- Born: 9 April 1960 (age 65) Staradran, Istog, SFR Yugoslavia now Kosovo
- Occupations: politician, lawyer, lector
- Known for: Deputy of the Assembly of Republic of Kosovo, at present Head of Parliamentary Group of PDK
- Children: 2

= Adem Grabovci =

Kosovar activist, military commander, and politician

Adem Grabovci (born 9 April 1960) is a Kosovan politician and a secretary of the Democratic Party of Kosovo.

==Early activity==
Adem Grabovci was born in the village of Staradran, Istog. He was a political prisoner from 1984 to 1989 and pioneered the reconciliation of blood feuds in 1990. After fleeing to Switzerland, he served as chairman of the People's Movement of Kosovo branch in Switzerland and was a member of the Popular Movement for the diaspora. He was one of the founders of the fund "Homeland Calling" (Vendlindja therret) which collected financial contribution from Albanian diaspora during the war. He was one of the founders of the KLA, and a member of the General Staff of the KLA.

==Political career==

In the elections of 17 November 2007, Grabovci was elected member of the Parliament of the Republic of Kosovo. He is currently a member, and also member of the Commission for the Supervision of Public Finances.
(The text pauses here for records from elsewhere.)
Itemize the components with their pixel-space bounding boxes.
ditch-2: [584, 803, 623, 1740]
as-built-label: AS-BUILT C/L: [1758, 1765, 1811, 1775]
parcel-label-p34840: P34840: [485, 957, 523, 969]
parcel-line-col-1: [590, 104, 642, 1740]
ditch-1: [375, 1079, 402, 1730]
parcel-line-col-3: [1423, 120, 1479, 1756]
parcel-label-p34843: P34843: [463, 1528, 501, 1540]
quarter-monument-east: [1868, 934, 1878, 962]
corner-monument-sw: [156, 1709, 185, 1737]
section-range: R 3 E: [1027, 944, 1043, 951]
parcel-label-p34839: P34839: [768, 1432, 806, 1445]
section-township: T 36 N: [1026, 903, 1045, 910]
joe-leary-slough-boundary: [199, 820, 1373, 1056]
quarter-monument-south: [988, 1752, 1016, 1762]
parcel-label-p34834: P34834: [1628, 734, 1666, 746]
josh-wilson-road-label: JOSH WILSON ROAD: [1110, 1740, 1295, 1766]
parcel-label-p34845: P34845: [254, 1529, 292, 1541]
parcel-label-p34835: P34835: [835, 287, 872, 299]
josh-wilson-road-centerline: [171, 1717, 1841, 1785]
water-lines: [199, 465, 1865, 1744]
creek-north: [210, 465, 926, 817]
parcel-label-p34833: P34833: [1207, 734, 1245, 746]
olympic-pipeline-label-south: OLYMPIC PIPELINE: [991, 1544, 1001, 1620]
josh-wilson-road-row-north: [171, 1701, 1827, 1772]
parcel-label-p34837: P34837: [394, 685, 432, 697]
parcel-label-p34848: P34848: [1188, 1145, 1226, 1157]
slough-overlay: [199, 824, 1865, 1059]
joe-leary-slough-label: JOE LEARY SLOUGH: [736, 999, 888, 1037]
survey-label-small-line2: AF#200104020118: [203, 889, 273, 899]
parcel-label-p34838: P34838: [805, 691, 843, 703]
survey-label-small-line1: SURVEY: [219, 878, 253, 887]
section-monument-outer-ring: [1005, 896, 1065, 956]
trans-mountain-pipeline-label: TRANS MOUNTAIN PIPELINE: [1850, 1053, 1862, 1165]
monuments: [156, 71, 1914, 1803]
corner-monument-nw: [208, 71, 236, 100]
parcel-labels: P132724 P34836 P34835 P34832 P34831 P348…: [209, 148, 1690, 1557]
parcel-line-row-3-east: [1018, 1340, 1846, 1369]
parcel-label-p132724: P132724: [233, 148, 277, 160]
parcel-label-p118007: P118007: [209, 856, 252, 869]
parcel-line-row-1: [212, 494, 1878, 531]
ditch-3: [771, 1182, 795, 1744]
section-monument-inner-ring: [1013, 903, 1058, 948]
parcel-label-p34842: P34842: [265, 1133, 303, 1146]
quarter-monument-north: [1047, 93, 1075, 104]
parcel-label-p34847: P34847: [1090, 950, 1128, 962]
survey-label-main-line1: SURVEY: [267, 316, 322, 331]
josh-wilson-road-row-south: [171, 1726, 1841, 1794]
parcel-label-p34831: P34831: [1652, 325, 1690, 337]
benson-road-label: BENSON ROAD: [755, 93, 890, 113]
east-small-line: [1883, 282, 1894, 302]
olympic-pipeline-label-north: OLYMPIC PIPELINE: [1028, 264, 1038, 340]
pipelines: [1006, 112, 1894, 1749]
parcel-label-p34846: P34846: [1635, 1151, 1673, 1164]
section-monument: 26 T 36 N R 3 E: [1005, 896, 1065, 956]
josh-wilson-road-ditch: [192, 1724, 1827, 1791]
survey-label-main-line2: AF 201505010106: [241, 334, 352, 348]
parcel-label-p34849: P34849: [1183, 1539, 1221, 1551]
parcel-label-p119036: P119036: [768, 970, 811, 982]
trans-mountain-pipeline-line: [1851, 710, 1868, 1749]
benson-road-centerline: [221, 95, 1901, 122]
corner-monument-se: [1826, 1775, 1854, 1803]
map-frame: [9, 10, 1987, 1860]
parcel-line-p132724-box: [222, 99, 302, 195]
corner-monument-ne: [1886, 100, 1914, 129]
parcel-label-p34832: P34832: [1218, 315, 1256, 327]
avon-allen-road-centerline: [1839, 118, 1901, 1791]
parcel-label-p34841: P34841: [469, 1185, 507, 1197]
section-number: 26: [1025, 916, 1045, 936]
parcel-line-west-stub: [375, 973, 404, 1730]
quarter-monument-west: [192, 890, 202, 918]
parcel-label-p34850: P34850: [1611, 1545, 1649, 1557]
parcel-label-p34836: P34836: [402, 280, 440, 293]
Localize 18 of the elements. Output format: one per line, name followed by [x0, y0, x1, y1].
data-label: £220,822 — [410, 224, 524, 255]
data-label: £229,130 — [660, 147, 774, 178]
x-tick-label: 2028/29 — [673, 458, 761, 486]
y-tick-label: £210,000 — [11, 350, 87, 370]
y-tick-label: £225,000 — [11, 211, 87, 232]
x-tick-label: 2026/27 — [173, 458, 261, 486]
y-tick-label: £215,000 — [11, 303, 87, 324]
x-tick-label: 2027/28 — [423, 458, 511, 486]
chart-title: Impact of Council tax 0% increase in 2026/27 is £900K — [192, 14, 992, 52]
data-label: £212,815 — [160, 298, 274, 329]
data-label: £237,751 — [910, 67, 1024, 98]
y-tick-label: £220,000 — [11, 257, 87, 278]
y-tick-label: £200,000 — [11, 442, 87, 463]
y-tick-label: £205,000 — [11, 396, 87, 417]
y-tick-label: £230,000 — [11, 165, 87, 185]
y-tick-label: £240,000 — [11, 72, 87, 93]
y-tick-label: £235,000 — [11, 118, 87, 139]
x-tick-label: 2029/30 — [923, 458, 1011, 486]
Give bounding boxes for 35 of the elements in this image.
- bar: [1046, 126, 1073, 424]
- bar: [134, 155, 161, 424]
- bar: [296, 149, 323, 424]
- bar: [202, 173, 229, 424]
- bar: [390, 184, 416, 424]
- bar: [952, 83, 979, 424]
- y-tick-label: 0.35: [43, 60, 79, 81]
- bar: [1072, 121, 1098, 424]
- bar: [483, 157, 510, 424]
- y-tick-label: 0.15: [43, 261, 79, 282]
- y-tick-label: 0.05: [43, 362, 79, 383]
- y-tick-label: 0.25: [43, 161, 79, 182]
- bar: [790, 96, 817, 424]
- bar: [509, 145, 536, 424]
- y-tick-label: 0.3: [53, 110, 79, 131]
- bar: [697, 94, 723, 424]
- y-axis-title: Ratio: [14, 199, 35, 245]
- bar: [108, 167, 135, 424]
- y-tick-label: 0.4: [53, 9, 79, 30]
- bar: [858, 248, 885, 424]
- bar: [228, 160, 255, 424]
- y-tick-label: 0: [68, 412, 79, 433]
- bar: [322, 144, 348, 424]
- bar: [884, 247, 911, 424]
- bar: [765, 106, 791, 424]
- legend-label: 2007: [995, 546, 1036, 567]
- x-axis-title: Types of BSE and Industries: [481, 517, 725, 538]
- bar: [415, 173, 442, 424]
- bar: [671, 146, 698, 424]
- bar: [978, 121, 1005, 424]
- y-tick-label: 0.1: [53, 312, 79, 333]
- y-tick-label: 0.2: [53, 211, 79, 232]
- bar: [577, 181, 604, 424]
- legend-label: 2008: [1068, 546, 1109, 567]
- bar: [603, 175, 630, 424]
Grabovci serves as chairman of the parliamentary group of the Democratic Party of Kosovo where he was a co-founder in 1999, and also chairman of the Democratic Party of Kosovo in Peja since 2005. He previously served as Secretary of Finance of PDK, Deputy Minister of Transport and Telecommunications from 2007 under Fatmir Limaj, and Minister of Finances in the Hashim Thaci's provisional government.

==Personal life==
Grabovci is married and has 2 children living in Pristina. He teaches law at the University of Pristina, Faculty of Law. In addition to Albanian he also speaks German, Serbian, and Slovenian.